La chronique de Jean Rouzaud.
Même si comme moi on est un peu dubitatif sur certains aspects du Jazz, tout s’explique par la situation de son âge d’or et de ses prolongements, dûs à une crise attendue d’émancipation des Afro-Américains, et à une libération mondiale…
Émancipation et avant-garde
Avec le disque et le show-business américain, les grands orchestres genre Duke Ellington, Count Basie ou Louis Armstrong, vont imposer leur Swing (après le Fox Trot, le Charleston, le Boogie, le Be Bop…) des années 20, jusqu’à l’après-guerre.
Et c’est là que le Jazz va faire une envolée spectaculaire, du Bop, au « Cool Jazz », Soul Jazz, puis du Free au Fusion… Un immense désir de reconnaissance, va se faire jour dans une Amérique d’apartheid.
Cette « Prise de conscience » noire, cet élan créatif, avec peintres, écrivains, danseurs, journalistes, photographes, éditeurs, militants et Jazzmen va s’appeler « Renouveau » à Harlem comme à Chicago.
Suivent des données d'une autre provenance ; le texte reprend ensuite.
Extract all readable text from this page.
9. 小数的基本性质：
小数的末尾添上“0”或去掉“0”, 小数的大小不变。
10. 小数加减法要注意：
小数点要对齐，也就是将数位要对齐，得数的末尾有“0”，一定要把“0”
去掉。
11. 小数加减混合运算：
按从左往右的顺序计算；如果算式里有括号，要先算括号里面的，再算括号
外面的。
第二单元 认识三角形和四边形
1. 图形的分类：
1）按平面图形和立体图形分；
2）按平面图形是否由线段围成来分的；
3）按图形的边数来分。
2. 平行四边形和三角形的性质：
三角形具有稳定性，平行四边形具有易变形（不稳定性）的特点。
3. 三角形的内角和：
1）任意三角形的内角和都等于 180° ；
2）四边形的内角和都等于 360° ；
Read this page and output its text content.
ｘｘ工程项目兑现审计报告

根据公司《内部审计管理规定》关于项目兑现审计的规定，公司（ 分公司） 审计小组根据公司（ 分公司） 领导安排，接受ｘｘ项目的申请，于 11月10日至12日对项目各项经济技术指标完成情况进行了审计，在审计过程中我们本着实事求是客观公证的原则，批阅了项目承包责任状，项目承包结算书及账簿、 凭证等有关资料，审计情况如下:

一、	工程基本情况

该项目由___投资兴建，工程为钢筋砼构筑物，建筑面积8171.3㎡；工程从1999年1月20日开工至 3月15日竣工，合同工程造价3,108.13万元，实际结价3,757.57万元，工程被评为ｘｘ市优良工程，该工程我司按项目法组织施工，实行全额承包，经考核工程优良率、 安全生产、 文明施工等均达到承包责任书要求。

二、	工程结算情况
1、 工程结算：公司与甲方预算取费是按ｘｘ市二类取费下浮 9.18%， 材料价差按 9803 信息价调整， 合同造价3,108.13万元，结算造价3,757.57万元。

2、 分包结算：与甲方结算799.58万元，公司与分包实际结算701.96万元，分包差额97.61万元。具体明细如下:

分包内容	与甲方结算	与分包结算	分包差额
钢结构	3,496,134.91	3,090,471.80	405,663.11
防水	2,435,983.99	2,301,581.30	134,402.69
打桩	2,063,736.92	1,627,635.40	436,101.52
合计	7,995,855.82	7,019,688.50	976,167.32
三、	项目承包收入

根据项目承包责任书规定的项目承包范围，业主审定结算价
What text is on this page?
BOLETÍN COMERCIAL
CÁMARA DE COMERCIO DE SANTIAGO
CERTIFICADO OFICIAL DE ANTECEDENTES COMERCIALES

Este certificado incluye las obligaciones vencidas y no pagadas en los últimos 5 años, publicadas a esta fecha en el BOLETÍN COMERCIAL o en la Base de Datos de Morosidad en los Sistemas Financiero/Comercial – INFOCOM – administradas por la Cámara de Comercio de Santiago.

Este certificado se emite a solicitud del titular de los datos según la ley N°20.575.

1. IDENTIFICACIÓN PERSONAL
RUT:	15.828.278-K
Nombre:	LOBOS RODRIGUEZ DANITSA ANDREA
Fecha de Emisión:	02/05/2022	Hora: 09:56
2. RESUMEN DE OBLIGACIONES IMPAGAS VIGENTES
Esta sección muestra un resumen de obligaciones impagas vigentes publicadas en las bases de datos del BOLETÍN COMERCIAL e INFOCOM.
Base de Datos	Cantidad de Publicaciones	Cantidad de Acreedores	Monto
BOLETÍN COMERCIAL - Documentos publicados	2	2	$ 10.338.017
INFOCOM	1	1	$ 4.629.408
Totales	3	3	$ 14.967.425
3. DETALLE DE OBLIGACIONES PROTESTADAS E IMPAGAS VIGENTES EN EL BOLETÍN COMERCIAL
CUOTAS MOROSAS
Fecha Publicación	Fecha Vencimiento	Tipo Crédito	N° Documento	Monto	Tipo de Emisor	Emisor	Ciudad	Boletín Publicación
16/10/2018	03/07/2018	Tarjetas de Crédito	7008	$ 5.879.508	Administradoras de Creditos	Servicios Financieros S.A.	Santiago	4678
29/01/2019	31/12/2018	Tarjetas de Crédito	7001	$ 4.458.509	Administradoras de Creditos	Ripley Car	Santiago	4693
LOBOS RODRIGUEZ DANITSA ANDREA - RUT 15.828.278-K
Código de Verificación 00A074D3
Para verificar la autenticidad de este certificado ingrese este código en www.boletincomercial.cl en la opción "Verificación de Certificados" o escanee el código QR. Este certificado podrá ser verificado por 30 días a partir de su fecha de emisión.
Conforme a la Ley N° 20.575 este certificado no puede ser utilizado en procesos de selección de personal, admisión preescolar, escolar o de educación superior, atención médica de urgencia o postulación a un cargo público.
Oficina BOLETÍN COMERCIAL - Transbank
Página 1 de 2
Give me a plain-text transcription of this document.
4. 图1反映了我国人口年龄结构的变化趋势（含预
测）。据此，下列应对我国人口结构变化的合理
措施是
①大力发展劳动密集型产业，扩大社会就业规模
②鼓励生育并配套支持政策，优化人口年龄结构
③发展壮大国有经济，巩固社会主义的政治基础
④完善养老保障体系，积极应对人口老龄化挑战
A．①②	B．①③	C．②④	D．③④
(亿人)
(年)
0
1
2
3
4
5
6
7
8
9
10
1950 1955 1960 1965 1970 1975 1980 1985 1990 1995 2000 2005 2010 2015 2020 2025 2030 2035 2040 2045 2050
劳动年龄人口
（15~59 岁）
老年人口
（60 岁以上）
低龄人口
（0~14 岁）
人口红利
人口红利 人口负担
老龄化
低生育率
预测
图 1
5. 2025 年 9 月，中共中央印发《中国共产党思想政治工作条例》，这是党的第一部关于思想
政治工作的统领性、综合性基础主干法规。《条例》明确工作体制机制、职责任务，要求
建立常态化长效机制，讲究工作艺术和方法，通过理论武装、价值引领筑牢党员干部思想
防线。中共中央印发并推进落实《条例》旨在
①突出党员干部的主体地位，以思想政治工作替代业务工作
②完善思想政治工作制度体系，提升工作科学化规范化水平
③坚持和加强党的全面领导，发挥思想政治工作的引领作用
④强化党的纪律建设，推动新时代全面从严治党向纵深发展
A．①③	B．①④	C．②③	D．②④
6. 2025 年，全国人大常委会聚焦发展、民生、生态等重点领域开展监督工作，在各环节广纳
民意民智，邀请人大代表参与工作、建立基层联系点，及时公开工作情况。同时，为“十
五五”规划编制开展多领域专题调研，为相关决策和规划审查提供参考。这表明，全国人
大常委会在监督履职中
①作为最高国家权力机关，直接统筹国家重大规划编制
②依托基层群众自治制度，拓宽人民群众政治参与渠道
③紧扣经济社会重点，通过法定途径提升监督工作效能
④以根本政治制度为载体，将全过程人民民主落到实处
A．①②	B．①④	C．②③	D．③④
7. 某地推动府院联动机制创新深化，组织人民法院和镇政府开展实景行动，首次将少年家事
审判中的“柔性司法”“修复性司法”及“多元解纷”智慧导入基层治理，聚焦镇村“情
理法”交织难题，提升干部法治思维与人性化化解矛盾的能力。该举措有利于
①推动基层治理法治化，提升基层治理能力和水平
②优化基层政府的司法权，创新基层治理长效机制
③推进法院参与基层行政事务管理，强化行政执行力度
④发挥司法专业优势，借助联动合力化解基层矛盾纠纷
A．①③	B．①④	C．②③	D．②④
Dépassant l’éternel spectacle des noirs si doués sur scène, pour amuser les blancs dans la salle, une poignée d’instrumentistes (principalement trompette, saxo et clarinette) vont donner au Jazz de danse, des lettres de noblesse, intellectuelles et d’avant-garde.
Parmi les plus acharnés de la recherche et de la création stylistique, se trouve John Coltrane, saint apôtre d’un Jazz émancipé, libéré de toute règle, s’adonnant à une recherche de l’ « âme », de la spiritualité tous azimuts et des compositions ultra-contestataires.
John Coltrane, le sax en colère, le laborieux, le réfléchi, poussant au plus loin ses découvertes musicales.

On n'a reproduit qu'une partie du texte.